A laborer at the Furukawa Plantaciones C.A. company, province of Santo Domingo de los Tsachilas, Ecuador. Photo Credit: Courtesy of Comité de Solidaridad Furukawa Nunca Más.

Society Ecuador18. February 2021

Legal Milestone: Slavery DOES Exist, and This Country Is Doing Something About It!

After undergoing modern-day slavery, 123 Afro-Ecuadorian former workers have decided to fight for their rights, and they are now entitled to compensation for their mistreatment and years of servitude.

“This is the first of its kind case that recognizes modern-day slavery involving agriculture in Ecuador,” said Alejandra Zambrano, one of the workers’ lawyers. “The judge’s decision is a historic milestone,” says Ecuador’s Ombudsman Freddy Carrion. “Both the state of Ecuador and the company are responsible, and are compelled, to provide reparations for the victims.”

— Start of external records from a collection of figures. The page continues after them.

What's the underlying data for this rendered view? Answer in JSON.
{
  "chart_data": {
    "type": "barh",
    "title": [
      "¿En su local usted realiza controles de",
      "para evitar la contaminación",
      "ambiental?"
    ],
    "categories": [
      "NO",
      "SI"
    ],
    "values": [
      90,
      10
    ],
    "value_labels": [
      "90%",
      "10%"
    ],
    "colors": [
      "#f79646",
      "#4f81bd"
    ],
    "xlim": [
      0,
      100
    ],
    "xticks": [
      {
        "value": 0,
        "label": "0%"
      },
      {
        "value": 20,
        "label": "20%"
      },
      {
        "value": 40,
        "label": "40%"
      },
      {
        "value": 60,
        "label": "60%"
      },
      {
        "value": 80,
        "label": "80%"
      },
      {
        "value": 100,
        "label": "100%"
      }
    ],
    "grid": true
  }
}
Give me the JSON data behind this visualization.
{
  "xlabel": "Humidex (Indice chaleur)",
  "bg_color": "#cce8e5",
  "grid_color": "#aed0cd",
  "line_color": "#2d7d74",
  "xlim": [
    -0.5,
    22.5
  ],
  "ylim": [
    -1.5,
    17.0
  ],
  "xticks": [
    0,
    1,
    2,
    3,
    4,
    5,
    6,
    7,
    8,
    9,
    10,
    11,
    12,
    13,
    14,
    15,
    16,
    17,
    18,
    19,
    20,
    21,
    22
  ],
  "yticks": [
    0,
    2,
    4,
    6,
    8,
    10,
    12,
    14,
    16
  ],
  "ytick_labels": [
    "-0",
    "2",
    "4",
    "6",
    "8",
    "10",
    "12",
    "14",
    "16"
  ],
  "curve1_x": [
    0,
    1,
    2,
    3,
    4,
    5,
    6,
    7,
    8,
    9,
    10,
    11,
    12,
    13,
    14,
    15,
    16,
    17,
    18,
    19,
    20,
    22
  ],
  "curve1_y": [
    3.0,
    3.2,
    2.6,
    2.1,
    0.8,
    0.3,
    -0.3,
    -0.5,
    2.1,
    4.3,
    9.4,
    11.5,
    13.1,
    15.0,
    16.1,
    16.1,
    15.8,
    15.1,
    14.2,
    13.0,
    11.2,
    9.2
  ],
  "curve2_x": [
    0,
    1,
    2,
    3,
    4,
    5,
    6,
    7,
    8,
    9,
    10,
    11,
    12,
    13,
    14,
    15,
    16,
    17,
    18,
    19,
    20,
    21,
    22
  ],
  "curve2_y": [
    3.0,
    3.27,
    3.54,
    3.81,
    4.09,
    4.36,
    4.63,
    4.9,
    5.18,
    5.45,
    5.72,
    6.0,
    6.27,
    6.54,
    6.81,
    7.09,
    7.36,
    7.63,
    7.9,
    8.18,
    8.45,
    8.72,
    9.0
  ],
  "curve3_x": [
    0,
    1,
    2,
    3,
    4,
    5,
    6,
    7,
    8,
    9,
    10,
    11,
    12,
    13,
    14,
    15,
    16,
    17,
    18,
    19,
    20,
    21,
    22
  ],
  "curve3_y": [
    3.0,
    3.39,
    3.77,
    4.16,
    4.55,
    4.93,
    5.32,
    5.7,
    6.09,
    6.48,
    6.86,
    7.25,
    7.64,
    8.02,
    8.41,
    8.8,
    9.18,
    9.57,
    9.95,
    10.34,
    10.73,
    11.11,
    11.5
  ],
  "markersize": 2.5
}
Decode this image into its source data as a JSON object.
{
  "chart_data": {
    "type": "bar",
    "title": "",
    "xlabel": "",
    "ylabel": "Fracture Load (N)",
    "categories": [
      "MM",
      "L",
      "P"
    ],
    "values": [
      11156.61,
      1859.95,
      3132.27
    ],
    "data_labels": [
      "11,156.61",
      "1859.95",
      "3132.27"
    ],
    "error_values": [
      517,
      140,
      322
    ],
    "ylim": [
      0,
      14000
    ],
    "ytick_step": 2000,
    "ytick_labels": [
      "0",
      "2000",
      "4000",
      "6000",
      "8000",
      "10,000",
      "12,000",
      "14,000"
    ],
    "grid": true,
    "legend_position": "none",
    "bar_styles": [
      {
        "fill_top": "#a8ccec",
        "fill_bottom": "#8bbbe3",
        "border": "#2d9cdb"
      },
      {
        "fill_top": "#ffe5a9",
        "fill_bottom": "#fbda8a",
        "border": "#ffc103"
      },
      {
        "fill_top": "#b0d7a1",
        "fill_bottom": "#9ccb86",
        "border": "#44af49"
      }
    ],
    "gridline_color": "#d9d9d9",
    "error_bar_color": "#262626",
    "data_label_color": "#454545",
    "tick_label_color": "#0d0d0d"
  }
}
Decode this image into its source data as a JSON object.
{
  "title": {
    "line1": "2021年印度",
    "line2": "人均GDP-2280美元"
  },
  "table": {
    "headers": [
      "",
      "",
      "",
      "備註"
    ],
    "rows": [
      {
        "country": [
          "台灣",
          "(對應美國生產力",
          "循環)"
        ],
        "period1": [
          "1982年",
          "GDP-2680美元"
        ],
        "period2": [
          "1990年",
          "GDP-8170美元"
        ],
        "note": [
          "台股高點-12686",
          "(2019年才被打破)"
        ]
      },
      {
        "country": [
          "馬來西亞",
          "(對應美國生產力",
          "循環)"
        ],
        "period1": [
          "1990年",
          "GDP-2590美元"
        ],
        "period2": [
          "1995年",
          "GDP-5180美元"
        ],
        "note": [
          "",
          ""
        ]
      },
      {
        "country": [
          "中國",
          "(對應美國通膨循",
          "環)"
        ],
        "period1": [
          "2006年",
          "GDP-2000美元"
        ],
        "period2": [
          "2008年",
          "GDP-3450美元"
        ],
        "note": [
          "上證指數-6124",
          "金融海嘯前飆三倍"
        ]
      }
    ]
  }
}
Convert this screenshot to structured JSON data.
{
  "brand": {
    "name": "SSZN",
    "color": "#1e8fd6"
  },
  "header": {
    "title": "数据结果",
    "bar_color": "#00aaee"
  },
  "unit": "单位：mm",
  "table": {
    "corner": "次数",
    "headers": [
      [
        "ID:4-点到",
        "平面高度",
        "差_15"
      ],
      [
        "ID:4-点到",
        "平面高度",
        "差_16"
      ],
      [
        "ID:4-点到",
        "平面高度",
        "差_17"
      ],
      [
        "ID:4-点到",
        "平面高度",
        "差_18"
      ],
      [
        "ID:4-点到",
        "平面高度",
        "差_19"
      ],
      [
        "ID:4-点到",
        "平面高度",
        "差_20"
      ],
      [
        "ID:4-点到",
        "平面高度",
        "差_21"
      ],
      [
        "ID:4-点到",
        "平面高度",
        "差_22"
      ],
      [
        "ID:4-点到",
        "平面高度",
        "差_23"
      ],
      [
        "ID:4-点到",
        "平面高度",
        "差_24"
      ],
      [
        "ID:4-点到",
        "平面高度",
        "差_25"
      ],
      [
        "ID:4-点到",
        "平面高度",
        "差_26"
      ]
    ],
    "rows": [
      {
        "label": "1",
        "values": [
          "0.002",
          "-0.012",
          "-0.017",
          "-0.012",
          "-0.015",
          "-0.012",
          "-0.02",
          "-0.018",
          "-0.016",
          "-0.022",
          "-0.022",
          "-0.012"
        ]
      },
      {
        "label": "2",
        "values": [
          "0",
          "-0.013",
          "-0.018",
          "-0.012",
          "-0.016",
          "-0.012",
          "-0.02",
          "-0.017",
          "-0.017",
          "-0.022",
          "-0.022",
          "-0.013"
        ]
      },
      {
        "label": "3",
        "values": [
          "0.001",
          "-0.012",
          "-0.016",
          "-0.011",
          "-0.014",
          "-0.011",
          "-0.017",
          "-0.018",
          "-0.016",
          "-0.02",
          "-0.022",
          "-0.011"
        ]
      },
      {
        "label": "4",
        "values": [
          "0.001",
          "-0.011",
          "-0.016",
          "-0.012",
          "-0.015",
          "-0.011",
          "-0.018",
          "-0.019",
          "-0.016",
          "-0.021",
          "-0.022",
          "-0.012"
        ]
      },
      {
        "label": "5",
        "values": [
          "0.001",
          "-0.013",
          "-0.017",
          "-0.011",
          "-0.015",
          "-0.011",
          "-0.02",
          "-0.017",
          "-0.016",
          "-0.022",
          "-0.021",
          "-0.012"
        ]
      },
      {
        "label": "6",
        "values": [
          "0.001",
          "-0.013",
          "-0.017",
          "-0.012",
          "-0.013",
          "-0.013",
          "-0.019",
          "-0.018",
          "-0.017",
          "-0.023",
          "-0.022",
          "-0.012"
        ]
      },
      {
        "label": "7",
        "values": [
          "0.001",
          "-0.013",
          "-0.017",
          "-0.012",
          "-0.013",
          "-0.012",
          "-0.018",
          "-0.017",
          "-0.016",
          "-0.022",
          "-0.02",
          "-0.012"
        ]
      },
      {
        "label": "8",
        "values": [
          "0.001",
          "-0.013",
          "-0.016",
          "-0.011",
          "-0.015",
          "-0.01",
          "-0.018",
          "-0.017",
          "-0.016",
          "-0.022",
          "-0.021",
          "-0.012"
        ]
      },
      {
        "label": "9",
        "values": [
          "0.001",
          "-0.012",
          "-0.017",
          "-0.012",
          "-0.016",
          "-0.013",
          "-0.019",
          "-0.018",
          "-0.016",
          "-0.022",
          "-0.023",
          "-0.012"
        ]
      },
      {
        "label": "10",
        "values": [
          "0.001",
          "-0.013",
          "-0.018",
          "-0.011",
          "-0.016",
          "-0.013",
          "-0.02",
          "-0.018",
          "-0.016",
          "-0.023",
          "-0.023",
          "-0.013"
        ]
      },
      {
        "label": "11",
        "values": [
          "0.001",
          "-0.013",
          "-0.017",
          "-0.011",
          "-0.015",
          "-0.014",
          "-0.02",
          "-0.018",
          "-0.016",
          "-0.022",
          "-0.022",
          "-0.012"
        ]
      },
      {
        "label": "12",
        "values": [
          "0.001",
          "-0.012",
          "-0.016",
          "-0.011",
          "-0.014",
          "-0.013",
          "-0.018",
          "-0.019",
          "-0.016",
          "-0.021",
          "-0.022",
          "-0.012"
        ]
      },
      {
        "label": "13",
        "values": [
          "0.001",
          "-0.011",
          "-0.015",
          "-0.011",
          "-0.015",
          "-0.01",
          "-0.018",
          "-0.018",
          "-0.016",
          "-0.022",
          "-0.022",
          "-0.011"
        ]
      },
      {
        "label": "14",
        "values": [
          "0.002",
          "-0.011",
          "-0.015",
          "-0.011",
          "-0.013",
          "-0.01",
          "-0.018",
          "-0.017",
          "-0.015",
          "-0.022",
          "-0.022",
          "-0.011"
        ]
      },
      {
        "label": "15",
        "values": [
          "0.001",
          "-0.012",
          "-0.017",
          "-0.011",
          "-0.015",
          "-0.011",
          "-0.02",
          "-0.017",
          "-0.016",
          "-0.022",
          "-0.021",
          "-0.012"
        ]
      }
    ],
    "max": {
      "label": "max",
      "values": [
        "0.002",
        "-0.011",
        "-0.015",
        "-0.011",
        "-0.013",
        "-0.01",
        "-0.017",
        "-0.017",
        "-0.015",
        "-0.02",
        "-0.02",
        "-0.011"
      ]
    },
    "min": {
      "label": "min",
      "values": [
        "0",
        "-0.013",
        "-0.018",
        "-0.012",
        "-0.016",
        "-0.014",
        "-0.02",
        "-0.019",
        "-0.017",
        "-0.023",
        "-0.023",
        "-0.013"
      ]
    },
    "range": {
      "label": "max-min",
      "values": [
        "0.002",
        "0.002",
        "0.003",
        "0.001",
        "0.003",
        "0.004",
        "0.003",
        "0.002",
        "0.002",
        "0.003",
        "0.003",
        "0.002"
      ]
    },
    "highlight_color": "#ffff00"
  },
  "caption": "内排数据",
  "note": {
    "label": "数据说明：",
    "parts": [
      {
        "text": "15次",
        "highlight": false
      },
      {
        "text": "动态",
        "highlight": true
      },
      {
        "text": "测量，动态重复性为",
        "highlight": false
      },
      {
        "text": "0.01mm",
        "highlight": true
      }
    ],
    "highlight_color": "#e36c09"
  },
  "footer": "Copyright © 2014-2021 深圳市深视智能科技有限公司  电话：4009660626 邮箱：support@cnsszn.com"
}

The plaintiff is all ex-employees of Furukawa Plantaciones C.A., a Japanese-owned company that cultivates abaca fibre, a material used in rope, car interiors, and currency notes to name a few. The company still operates around 30 plantations covering more than 2,300 hectares in three Ecuadorian provinces. The abaca fiber is an industry that brings around $17 million to the country.

For more than 50 years, hundreds of families lived in slave-like conditions. The land on which they lived was rented. “For us, justice is not just that [the company] acknowledge the compensation and money owed to us, as the judge said, but also that they give us back our lands,” says Mayra Valdez, a plaintiff born on the Furukawa estate. “We want the state to recognize all the rights that we were denied.”